Corneille, avant de livrer sa pièce au théâtre, la lut chez madame de Rambouillet, où se rassemblaient tous les beaux esprits contemporains. La tragédie fut déclarée, à l'unanimité, indigne de l'auteur, et Voiture fut député auprès de lui pour l'engager à la garder en portefeuille. Les comédiens de l'hôtel de Bourgogne étaient du même avis. L'un d'eux, auquel on avait remis la pièce manuscrite, la jeta sur le baldaquin de son lit, où elle fut oubliée ; un domestique qui nettoyait l'appartement la retrouva par hasard au bout de dix-huit mois. Malgré ces condamnations anticipées, Polyeucte, représenté en 1640, excita une vive admiration. « L'extrême beauté du rôle de Sévère, a dit Voltaire, la situation piquante de Pauline, sa scène admirable avec Sévère an quatrième acte , assurent à cette pièce un succès éternel. Non-seulement elle enseigne la vertu la plus pure, mais la dévotion et la perfection du christianisme. Dacier, dans ses remarques sur la Poétique d'Aristote, prétend que Polyeucte n'est pas propre au théâtre, parce que le personnage n'excite ni la pitié . ni la crainte. il attribue tout le succès à Sévère et à Pauline. Cette opinion est assez générale, mais il faut avouer aussi qu'il y a de très beaux traits dans le rôle de Polyeucte, et qu'il a fallu un très-grand génie pour manier un sujet si difficile. »

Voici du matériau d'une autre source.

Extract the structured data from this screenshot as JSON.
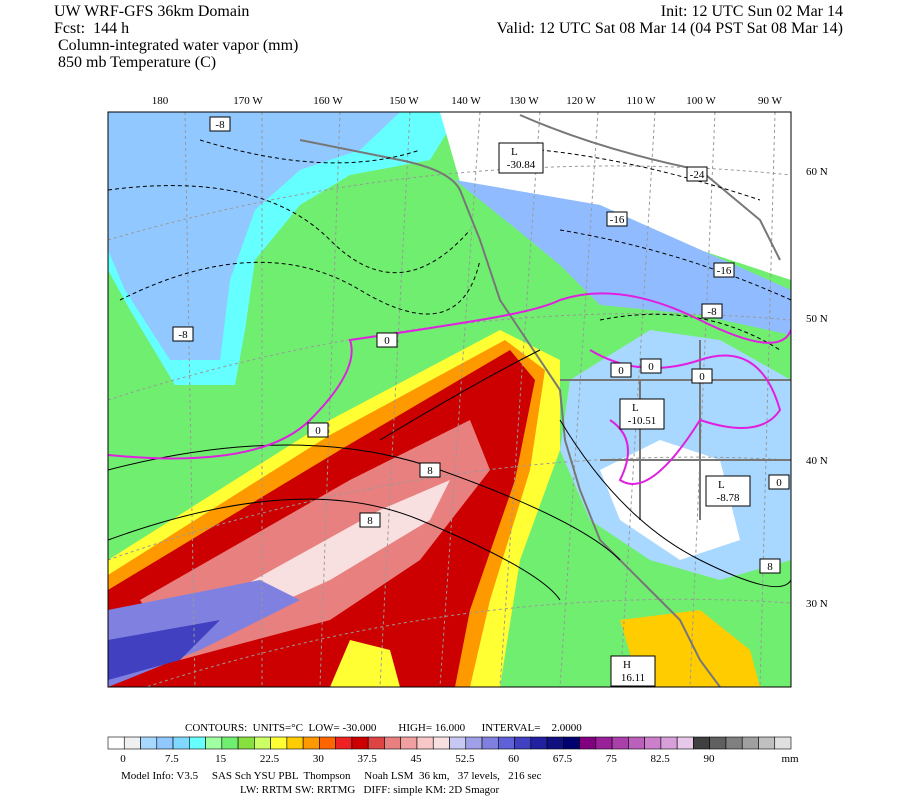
{
  "header": {
    "model": "UW WRF-GFS 36km Domain",
    "forecast": "Fcst:  144 h",
    "field1": "Column-integrated water vapor (mm)",
    "field2": "850 mb Temperature (C)",
    "init": "Init: 12 UTC Sun 02 Mar 14",
    "valid": "Valid: 12 UTC Sat 08 Mar 14 (04 PST Sat 08 Mar 14)"
  },
  "map": {
    "longitude_labels": [
      "180",
      "170 W",
      "160 W",
      "150 W",
      "140 W",
      "130 W",
      "120 W",
      "110 W",
      "100 W",
      "90 W"
    ],
    "latitude_labels": [
      "60 N",
      "50 N",
      "40 N",
      "30 N"
    ],
    "contour_labels": [
      "-8",
      "-24",
      "-16",
      "-16",
      "-8",
      "-8",
      "0",
      "0",
      "0",
      "0",
      "0",
      "0",
      "8",
      "8",
      "8"
    ],
    "centers": [
      {
        "symbol": "L",
        "value": "-30.84"
      },
      {
        "symbol": "L",
        "value": "-10.51"
      },
      {
        "symbol": "L",
        "value": "-8.78"
      },
      {
        "symbol": "H",
        "value": "16.11"
      }
    ]
  },
  "contours_note": "CONTOURS:  UNITS=°C  LOW= -30.000        HIGH= 16.000      INTERVAL=    2.0000",
  "colorbar": {
    "ticks": [
      0,
      7.5,
      15,
      22.5,
      30,
      37.5,
      45,
      52.5,
      60,
      67.5,
      75,
      82.5,
      90
    ],
    "unit": "mm",
    "step": 2.5,
    "colors": [
      "#ffffff",
      "#f0f0f0",
      "#a8d8ff",
      "#90c8ff",
      "#80d8ff",
      "#66ffff",
      "#a0ffa0",
      "#70ee70",
      "#88e040",
      "#ccff66",
      "#ffff33",
      "#ffcc00",
      "#ff9900",
      "#ff6600",
      "#ee2222",
      "#cc0000",
      "#dd4444",
      "#e88080",
      "#f0a0a0",
      "#f8c8c8",
      "#f8e0e0",
      "#c8c8f4",
      "#a0a0e8",
      "#8080e0",
      "#6060d8",
      "#4040c0",
      "#2020a0",
      "#101080",
      "#00006f",
      "#800080",
      "#9a209a",
      "#aa40aa",
      "#bb60bb",
      "#cc80cc",
      "#d8a0d8",
      "#e8c8e8",
      "#404040",
      "#606060",
      "#808080",
      "#a0a0a0",
      "#c0c0c0",
      "#e0e0e0"
    ]
  },
  "footer": {
    "line1": "Model Info: V3.5     SAS Sch YSU PBL  Thompson     Noah LSM  36 km,   37 levels,   216 sec",
    "line2": "LW: RRTM SW: RRTMG   DIFF: simple KM: 2D Smagor"
  }
}
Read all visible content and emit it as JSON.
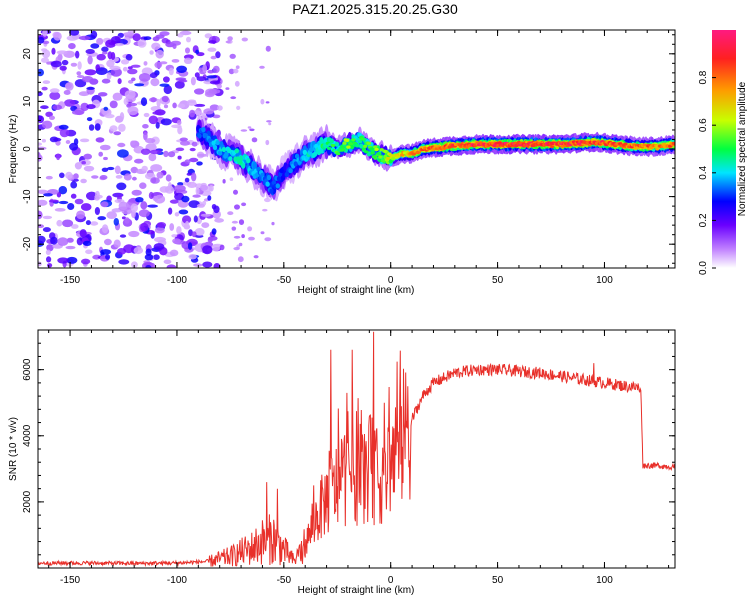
{
  "title": "PAZ1.2025.315.20.25.G30",
  "chart_data": [
    {
      "type": "heatmap",
      "name": "spectrogram",
      "xlabel": "Height of straight line (km)",
      "ylabel": "Frequency (Hz)",
      "xlim": [
        -165,
        133
      ],
      "ylim": [
        -25,
        25
      ],
      "xticks": [
        -150,
        -100,
        -50,
        0,
        50,
        100
      ],
      "yticks": [
        -20,
        -10,
        0,
        10,
        20
      ],
      "colorbar": {
        "label": "Normalized spectral amplitude",
        "range": [
          0,
          1
        ],
        "ticks": [
          0.0,
          0.2,
          0.4,
          0.6,
          0.8
        ],
        "tick_labels": [
          "0.0",
          "0.2",
          "0.4",
          "0.6",
          "0.8"
        ],
        "stops": [
          "#ffffff",
          "#c080ff",
          "#6a00ff",
          "#0000ff",
          "#00e5ff",
          "#00ff40",
          "#c8ff00",
          "#ff9900",
          "#ff2020",
          "#ff1a80"
        ]
      },
      "noise_region": {
        "x_range": [
          -165,
          -80
        ],
        "freq_range": [
          -25,
          25
        ],
        "amplitude": [
          0.05,
          0.3
        ]
      },
      "signal_track": [
        {
          "x": -90,
          "f": 4,
          "a": 0.3
        },
        {
          "x": -85,
          "f": 2,
          "a": 0.35
        },
        {
          "x": -80,
          "f": 0,
          "a": 0.4
        },
        {
          "x": -75,
          "f": -1,
          "a": 0.4
        },
        {
          "x": -70,
          "f": -2,
          "a": 0.45
        },
        {
          "x": -65,
          "f": -4,
          "a": 0.4
        },
        {
          "x": -60,
          "f": -6,
          "a": 0.35
        },
        {
          "x": -55,
          "f": -8,
          "a": 0.35
        },
        {
          "x": -50,
          "f": -5,
          "a": 0.3
        },
        {
          "x": -45,
          "f": -3,
          "a": 0.35
        },
        {
          "x": -40,
          "f": -1,
          "a": 0.4
        },
        {
          "x": -35,
          "f": 0,
          "a": 0.45
        },
        {
          "x": -30,
          "f": 1,
          "a": 0.5
        },
        {
          "x": -25,
          "f": 0,
          "a": 0.5
        },
        {
          "x": -20,
          "f": 1,
          "a": 0.6
        },
        {
          "x": -15,
          "f": 2,
          "a": 0.5
        },
        {
          "x": -10,
          "f": 0,
          "a": 0.55
        },
        {
          "x": -5,
          "f": -1,
          "a": 0.6
        },
        {
          "x": 0,
          "f": -2,
          "a": 0.65
        },
        {
          "x": 5,
          "f": -1,
          "a": 0.7
        },
        {
          "x": 10,
          "f": -1,
          "a": 0.75
        },
        {
          "x": 15,
          "f": 0,
          "a": 0.8
        },
        {
          "x": 25,
          "f": 0.5,
          "a": 0.85
        },
        {
          "x": 40,
          "f": 1,
          "a": 0.9
        },
        {
          "x": 60,
          "f": 1,
          "a": 0.92
        },
        {
          "x": 80,
          "f": 1,
          "a": 0.9
        },
        {
          "x": 95,
          "f": 1.5,
          "a": 0.88
        },
        {
          "x": 105,
          "f": 1,
          "a": 0.85
        },
        {
          "x": 115,
          "f": 0.5,
          "a": 0.82
        },
        {
          "x": 125,
          "f": 0.5,
          "a": 0.8
        },
        {
          "x": 133,
          "f": 1,
          "a": 0.8
        }
      ]
    },
    {
      "type": "line",
      "name": "snr",
      "xlabel": "Height of straight line (km)",
      "ylabel": "SNR (10 * v/v)",
      "xlim": [
        -165,
        133
      ],
      "ylim": [
        0,
        7200
      ],
      "xticks": [
        -150,
        -100,
        -50,
        0,
        50,
        100
      ],
      "yticks": [
        2000,
        4000,
        6000
      ],
      "color": "#e8302a",
      "series": [
        {
          "name": "SNR",
          "x": [
            -165,
            -140,
            -120,
            -100,
            -85,
            -75,
            -65,
            -60,
            -55,
            -50,
            -45,
            -40,
            -35,
            -30,
            -25,
            -20,
            -15,
            -10,
            -5,
            0,
            5,
            10,
            15,
            20,
            30,
            40,
            50,
            60,
            70,
            80,
            90,
            100,
            110,
            117,
            118,
            125,
            133
          ],
          "values": [
            150,
            150,
            140,
            150,
            200,
            350,
            600,
            800,
            900,
            550,
            200,
            700,
            1500,
            2100,
            2500,
            2900,
            2800,
            3000,
            2700,
            3200,
            3800,
            4500,
            5200,
            5600,
            5900,
            6000,
            6000,
            5950,
            5900,
            5800,
            5700,
            5600,
            5500,
            5450,
            3100,
            3100,
            3050
          ],
          "spikes": [
            [
              -58,
              2600
            ],
            [
              -53,
              2400
            ],
            [
              -36,
              2500
            ],
            [
              -28,
              6600
            ],
            [
              -18,
              6600
            ],
            [
              -8,
              7150
            ],
            [
              -3,
              5000
            ],
            [
              8,
              5500
            ],
            [
              95,
              6200
            ]
          ]
        }
      ]
    }
  ]
}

Polyeucte contribua puissamment à concilier aux plaisirs des spectacles bon nombre de personnes qu'en éloignaient des scrupules religieux. On peut aussi présumer que cette tragédie fut une des causes déterminantes de l'édit de Louis XIII du 16 avril 1641, qui amnistiait les comédiens, si peu considérés jusqu'alors. On y lisait : « En cas que lesdits comédiens règlent tellement les actions du théâtre, qu'elles soient du tout exemptes d'impuretés, nous voulons que leur exercice, qui peut innocemment divertir nos peuples de diverses occupations mauvaises, ne puisse leur être imputé à blâme, ni préjudicier à leur réputation dans le commerce public. »"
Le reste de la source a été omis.